Cauliflower and Chickpea Cilantro Curry

At the beginning of this week I attempted to plan out everything I would cook for the dinner this week . I've been a bit lazy about trying out new recipes and cooking anything extensive - especially when I don't get home from class two nights a week until 8pm . But tonight I stuck to my cooking plan! I had seen a couple recipes for Cauliflower and Chickpea Curry over Rice - so I thought I'd try it out.

Cauliflower and Chickpea Cilantro Curry
1 TB butter
1/2 cup chopped red onion
1 TB mild curry paste
2 tsp minced fresh ginger
1 tsp minced garlic
1 tomato, diced
1/4 cup water + 1 tsp chicken bouillon
1/2 head of cauliflower
1/2 can of chickpeas
1 cilantro cube
3 TB white wine
1/4 cup of tomato sauce
dash of ground ginger
dash of cinnamon
handful of chopped spinach
salt and pepper

I realize this is a lot of ingredients but I think it's because I wasn't following a recipe. I have a bad habit of throwing everything but the kitchen sink in a dish when I'm not following something because as I cook I keep thinking of things I think might enhance the flavors/dish. Unfortunately, I didn't track my amounts, but with this recipe - it's a bit of a 'how you like' situation. I don't like my dishes spicy, so I use less curry paste. I tried to at least estimate the amounts I used here!

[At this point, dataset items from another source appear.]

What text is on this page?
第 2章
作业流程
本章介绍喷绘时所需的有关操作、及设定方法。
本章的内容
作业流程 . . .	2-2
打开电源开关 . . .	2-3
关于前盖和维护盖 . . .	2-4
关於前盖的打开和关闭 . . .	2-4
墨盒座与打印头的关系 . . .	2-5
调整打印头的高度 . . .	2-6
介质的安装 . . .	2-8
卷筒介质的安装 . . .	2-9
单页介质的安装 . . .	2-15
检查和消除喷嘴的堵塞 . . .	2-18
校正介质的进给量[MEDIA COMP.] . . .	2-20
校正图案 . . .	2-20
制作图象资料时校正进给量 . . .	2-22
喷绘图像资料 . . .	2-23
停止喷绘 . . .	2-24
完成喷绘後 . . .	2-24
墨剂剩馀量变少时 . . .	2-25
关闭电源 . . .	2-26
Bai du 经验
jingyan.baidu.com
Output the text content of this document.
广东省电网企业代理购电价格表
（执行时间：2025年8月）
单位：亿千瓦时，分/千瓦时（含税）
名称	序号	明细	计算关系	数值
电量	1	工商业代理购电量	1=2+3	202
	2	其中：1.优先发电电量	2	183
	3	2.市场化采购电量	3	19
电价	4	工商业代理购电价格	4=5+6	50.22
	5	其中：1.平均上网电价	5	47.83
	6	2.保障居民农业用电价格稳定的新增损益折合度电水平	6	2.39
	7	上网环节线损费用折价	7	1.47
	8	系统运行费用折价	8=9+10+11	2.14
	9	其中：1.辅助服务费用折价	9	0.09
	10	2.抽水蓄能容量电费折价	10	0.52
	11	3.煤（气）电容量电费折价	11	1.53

Melt the butter in a large, high rimmed saucepan - add the onion when it's hot, as well as the curry paste and ginger. Once the onion is translucent - add the tomato and cook down for a few minutes. At this point feel free to add the garlic, cilantro cube, chicken stock and white wine to bring the flavors together.  You'll add the chopped cauliflower and chickpeas next - it's hard to overcook cauliflower so don't worry too much. It'll take at least 20-30 minutes for these to cook up nice and tender - the pan should be on medium low and you should cover it to let it simmer now. You can stir occasionally and after about 10 minutes, add your other spices - the ginger, cinnamon, salt and pepper. Your last step is to add the spinach, cooking it just long enough to let it wilt.

Stir all together, serve on top of rice and sprinkle with freshly chopped scallions! I used brown rice which was good, but I think a basmati or jasmine would also work well.